4- Her site için farklı parola yaratın: Siber akınlarda maksat yüklü olarak perakende ve e-ticaret kesimi. Online alışveriş yapmak isteyen bireyler, oltalama atakları ve DNS zehirlenmesi de denilen tekniklerle, uydurma web sitelerine yönlendirilerek tuzağa düşürülebilmekte. Kuşkulu e-postaları açmamak ve temasları tıklamamak, herkese açık kablosuz ağlar üzerinden çevrimiçi bankacılık süreçlerini yapmamak, kimlik bilgilerini her istenen yere girmemek, bilhassa toplumsal medyada her şeyi paylaşmamak ve en değerlisi bir son kullanıcı güvenlik tahlili kullanmak gerekiyor. Parola kullanımı da çok değerli. Tüketiciler bilhassa internet sitelerine üye olurken farklı parola kullanmalı. Bu parolaların kolay kestirim edilemeyecek biçimde güçlü olmasına dikkat edilmeli. Kaba kuvvet (brute force) parola varsayım taarruzlarına karşı korunmak için robot/insan ayrımını yapan doğrulama sistemleri kullanmak da aktif bir önlem.

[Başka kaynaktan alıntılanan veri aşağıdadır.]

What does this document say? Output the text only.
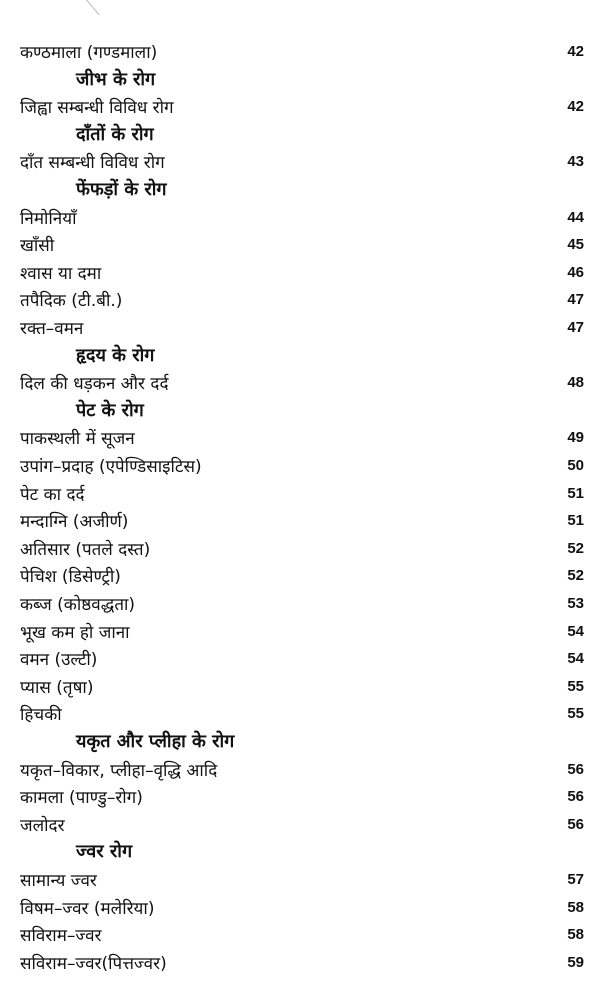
कण्ठमाला (गण्डमाला)	42
जीभ के रोग
जिह्वा सम्बन्धी विविध रोग	42
दाँतों के रोग
दाँत सम्बन्धी विविध रोग	43
फेंफड़ों के रोग
निमोनियाँ	44
खाँसी	45
श्वास या दमा	46
तपैदिक (टी.बी.)	47
रक्त–वमन	47
हृदय के रोग
दिल की धड़कन और दर्द	48
पेट के रोग
पाकस्थली में सूजन	49
उपांग–प्रदाह (एपेण्डिसाइटिस)	50
पेट का दर्द	51
मन्दाग्नि (अजीर्ण)	51
अतिसार (पतले दस्त)	52
पेचिश (डिसेण्ट्री)	52
कब्ज (कोष्ठवद्धता)	53
भूख कम हो जाना	54
वमन (उल्टी)	54
प्यास (तृषा)	55
हिचकी	55
यकृत और प्लीहा के रोग
यकृत–विकार, प्लीहा–वृद्धि आदि	56
कामला (पाण्डु–रोग)	56
जलोदर	56
ज्वर रोग
सामान्य ज्वर	57
विषम–ज्वर (मलेरिया)	58
सविराम–ज्वर	58
सविराम–ज्वर(पित्तज्वर)	59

5-İki faktörlü kimlik doğrulama yapın: Uzaktan irtibatlar VPN üzere inançlı irtibat kanalları üzerinden yapılmalı. Uzaktan erişimle ağa bağlanacak kullanıcılar, yalnızca vazifesi gereği muhtaçlık duyacağı kadar yetkiyle sistemlere erişim sağlamalı. BT yöneticileri, bilhassa ERP, CRM, hassas dataların saklandığı bilgi tabanları, yedekleme sistemi üzere data kaynaklarını uzaktan erişim yapacak şahısların gereksiz erişim yetkilerini sonlandırmalı. Uzaktan erişim irtibatlarında yalnızca kullanıcı ismi ve parola doğrulaması kâfi değil. Bunun yanında, OTP (tek kullanımlık parola), biyometrik kimlik doğrulama, akıllı kart, cep telefonu 2FA uygulaması üzere ikinci bir faktörle kimlik doğrulama yapılmalı. 2 faktörlü kimlik doğrulama, yalnızca VPN değil, internet üzerinden erişilebilen tüm uygulamalarda tercih edilmeli. Sızmaların yüzde 67’sinin şiflerin çalınmasıyla geldiğini unutmayalım. Daima sızma testleri yaptırmak da tekrar değerli bir tedbir.